Prior to Bangkok and China, Rapsodie espagnole, Ravel’s evocation of all things Spanish – he was born in the Pyrenees to a Madrileño mother. It was played beautifully by the LSO, Ravel’s sumptuous colours superbly realised, if a little too harried by the ever-excitable Gianandrea Noseda.

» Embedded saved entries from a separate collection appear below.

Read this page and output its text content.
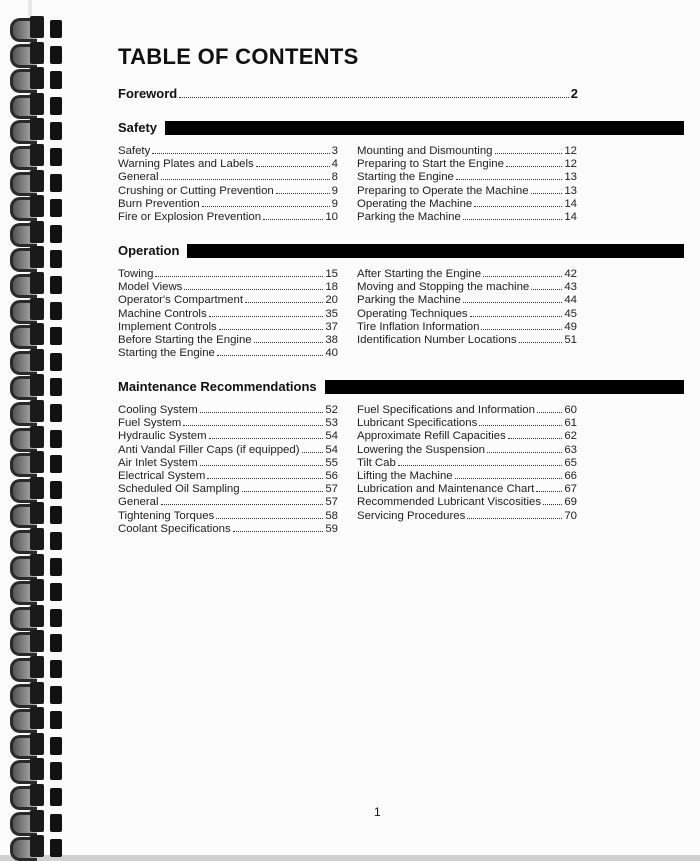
TABLE OF CONTENTS
Foreword	2
Safety
Safety	3
Warning Plates and Labels	4
General	8
Crushing or Cutting Prevention	9
Burn Prevention	9
Fire or Explosion Prevention	10
Mounting and Dismounting	12
Preparing to Start the Engine	12
Starting the Engine	13
Preparing to Operate the Machine	13
Operating the Machine	14
Parking the Machine	14
Operation
Towing	15
Model Views	18
Operator's Compartment	20
Machine Controls	35
Implement Controls	37
Before Starting the Engine	38
Starting the Engine	40
After Starting the Engine	42
Moving and Stopping the machine	43
Parking the Machine	44
Operating Techniques	45
Tire Inflation Information	49
Identification Number Locations	51
Maintenance Recommendations
Cooling System	52
Fuel System	53
Hydraulic System	54
Anti Vandal Filler Caps (if equipped) 54
Air Inlet System	55
Electrical System	56
Scheduled Oil Sampling	57
General	57
Tightening Torques	58
Coolant Specifications	59
Fuel Specifications and Information	60
Lubricant Specifications	61
Approximate Refill Capacities	62
Lowering the Suspension	63
Tilt Cab	65
Lifting the Machine	66
Lubrication and Maintenance Chart	67
Recommended Lubricant Viscosities 69
Servicing Procedures	70
1
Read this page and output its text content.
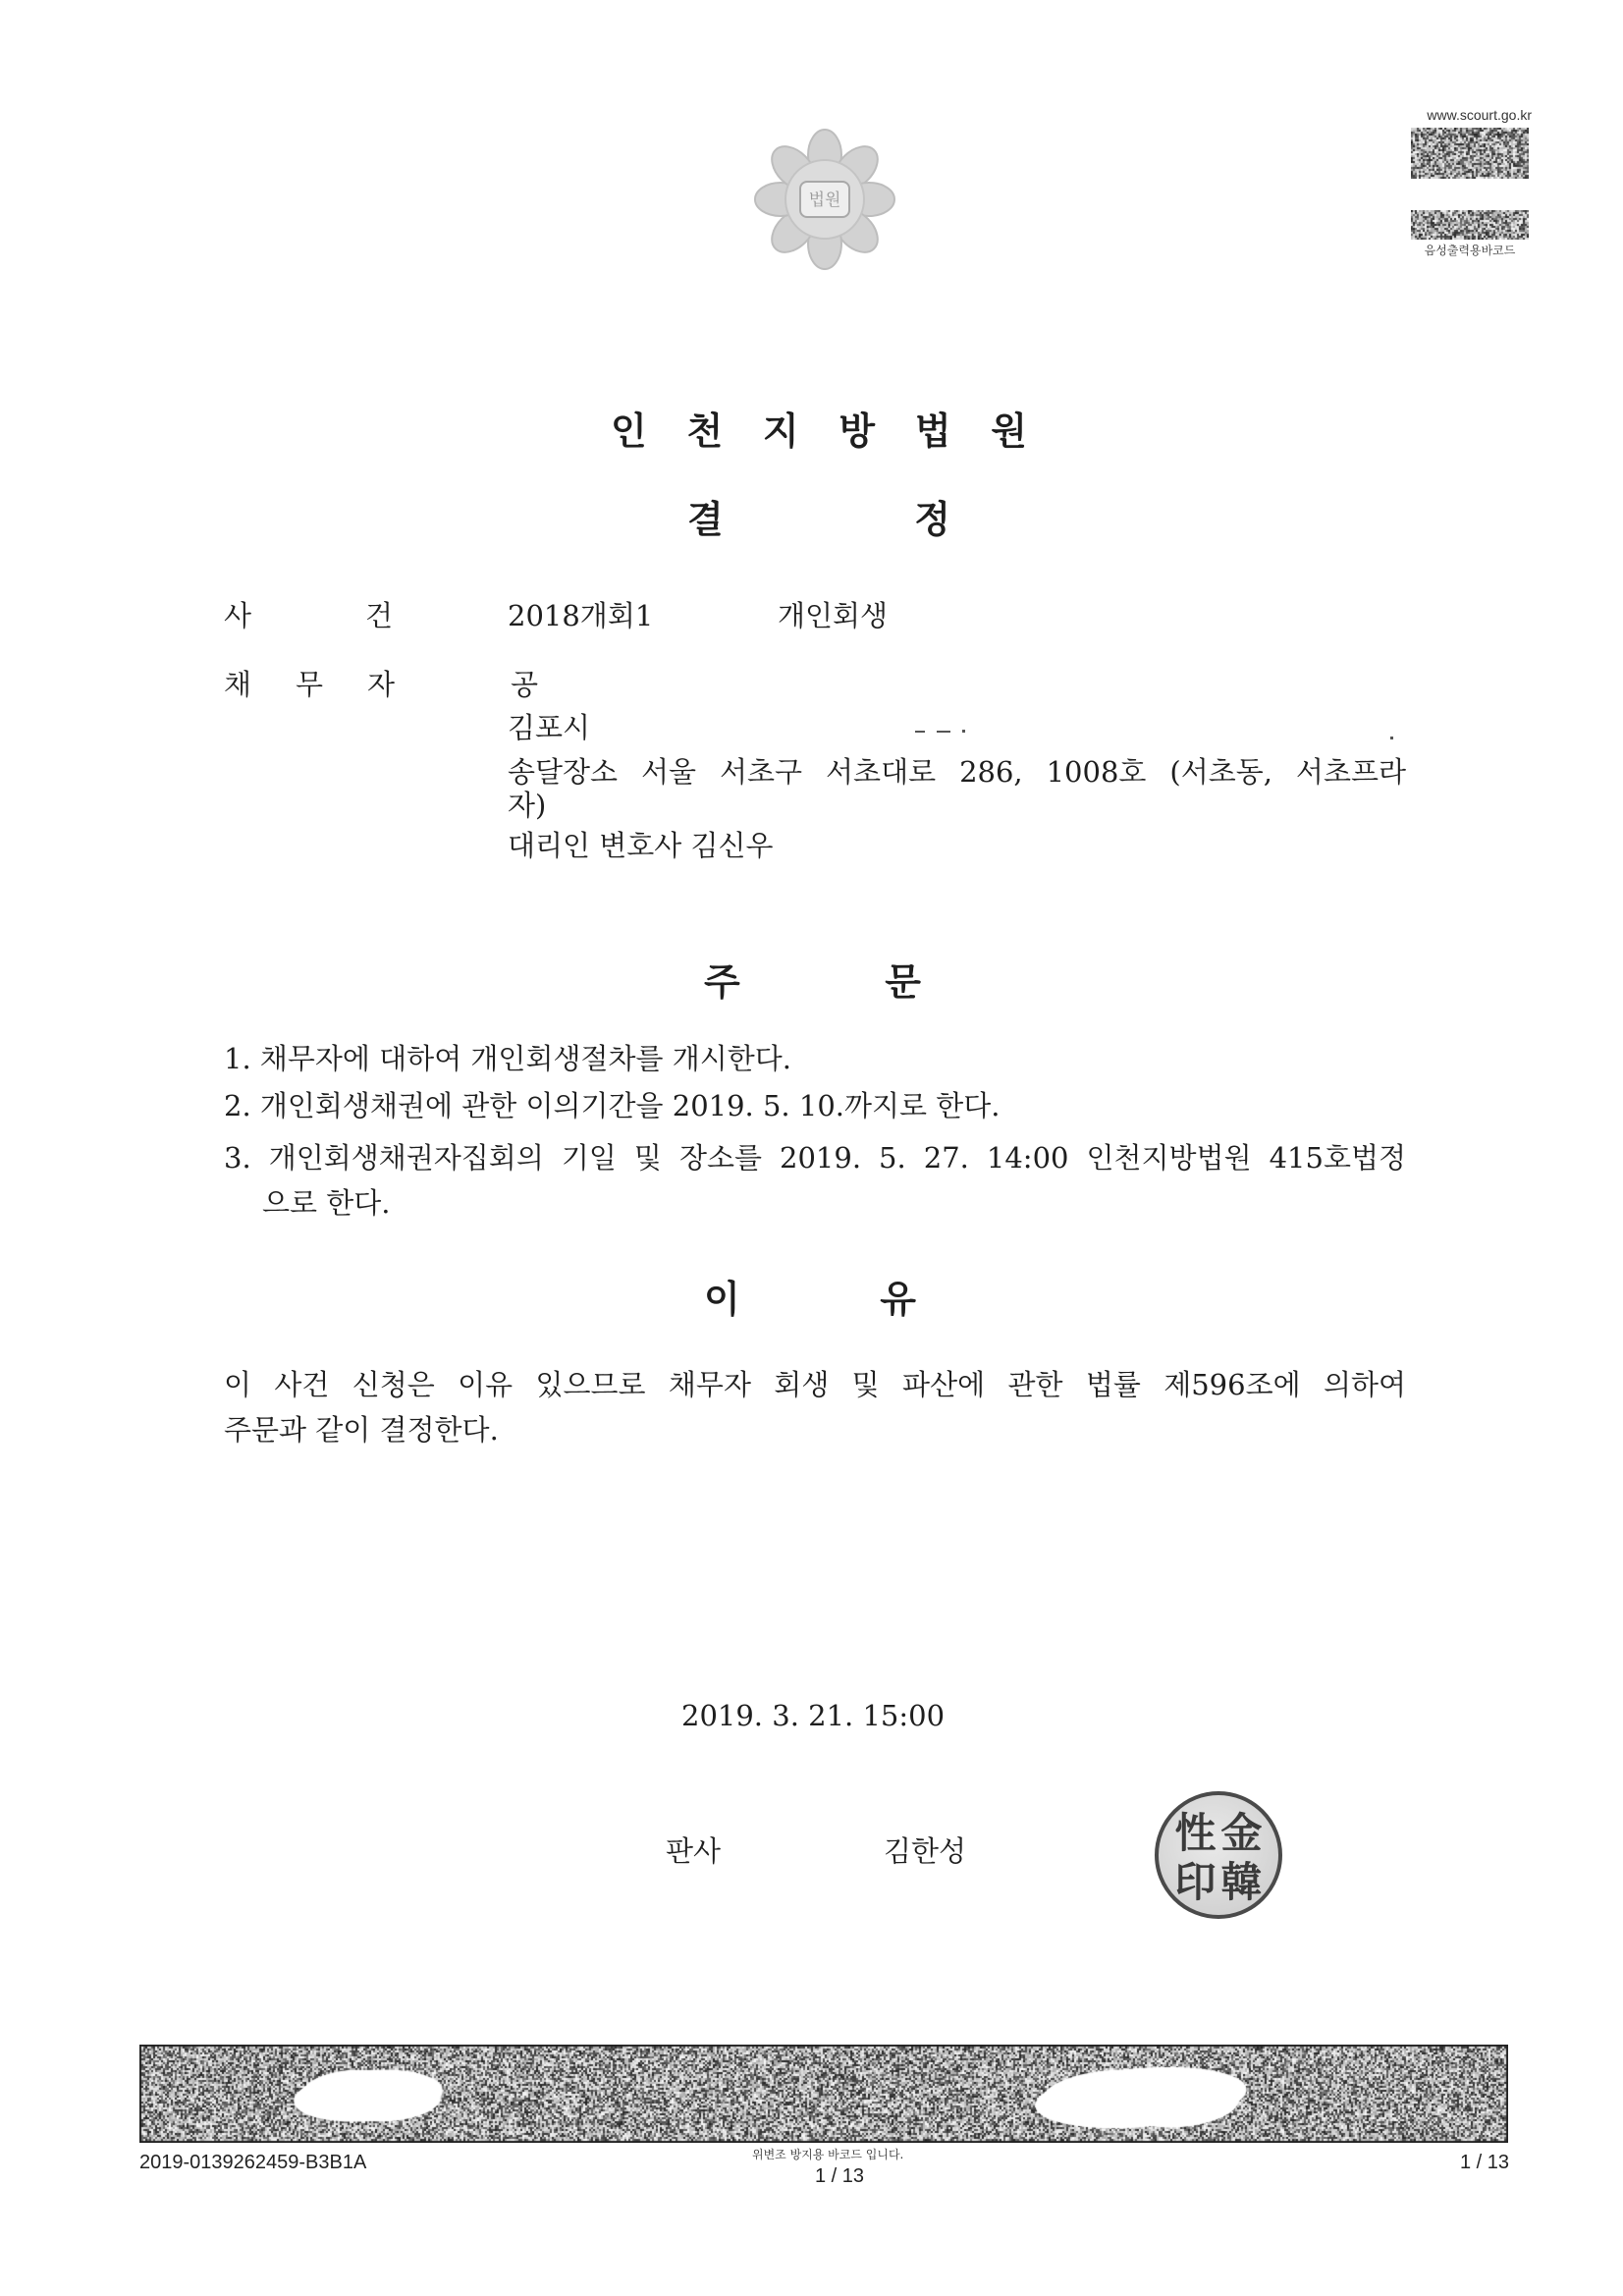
법원
www.scourt.go.kr
음성출력용바코드
인 천 지 방 법 원
결 정
사 건	2018개회1	개인회생
채 무 자	공
김포시
송달장소 서울 서초구 서초대로 286, 1008호 (서초동, 서초프라
자)
대리인 변호사 김신우
주 문
1. 채무자에 대하여 개인회생절차를 개시한다.
2. 개인회생채권에 관한 이의기간을 2019. 5. 10.까지로 한다.
3. 개인회생채권자집회의 기일 및 장소를 2019. 5. 27. 14:00 인천지방법원 415호법정
으로 한다.
이 유
이 사건 신청은 이유 있으므로 채무자 회생 및 파산에 관한 법률 제596조에 의하여
주문과 같이 결정한다.
2019. 3. 21. 15:00
판사	김한성	性 金
印 韓
2019-0139262459-B3B1A	위변조 방지용 바코드 입니다.
1 / 13
1 / 13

Still, that falling four-note ostinato that punctuates the opening ‘Prélude à la nuit’ was especially pregnant with expectation, and the closing ‘Feria’ broke free from the coiled-spring tension of the previous three movements, with some blistering playing – a thrilling maelstrom of sound delivered with assurance.
Noseda’s muscular approach to the opening of the minor-key Beethoven did not sit well, but then the control of Yefim Bronfman’s first utterance proved the ideal foil to such flamboyance, as did some perfectly poised woodwind contributions. From here this was Beethoven to admire and enjoy from Bronfman; Noseda’s big, brash and busy treatment continued to badger, though. In the slow movement there was mesmeric woodwind with Bronfman more in a supporting role throughout in what was an envelope of calmness, although basses and cellos could take one to dark places only to be rescued by the piano; it captured one’s breath with its elegance, similarly the élan afforded to the Finale, buoyed by virtuosic string-playing.
Pictures was played as a showpiece in Ravel’s ubiquitous – and superb – orchestration that was commissioned by Koussevitzky. Simon Haram gave a supremely elegiac solo on saxophone in ‘The Old Castle’, and Philip Cobb’s trumpet was devilish in ‘Samuel Goldenberg and Schmuÿle’. ‘Bydlo’ was awesome: firm tread, controlled crescendo, with a militaristic climax, although perhaps not quite the image of an approaching oxcart, but rather a well-drilled regiment-of-foot. Regardless, everything was blown away by a frenetic ‘Baba-Yaga’, similarly the wall-of-sound edifice that is ‘The Great Gate of Kiev’.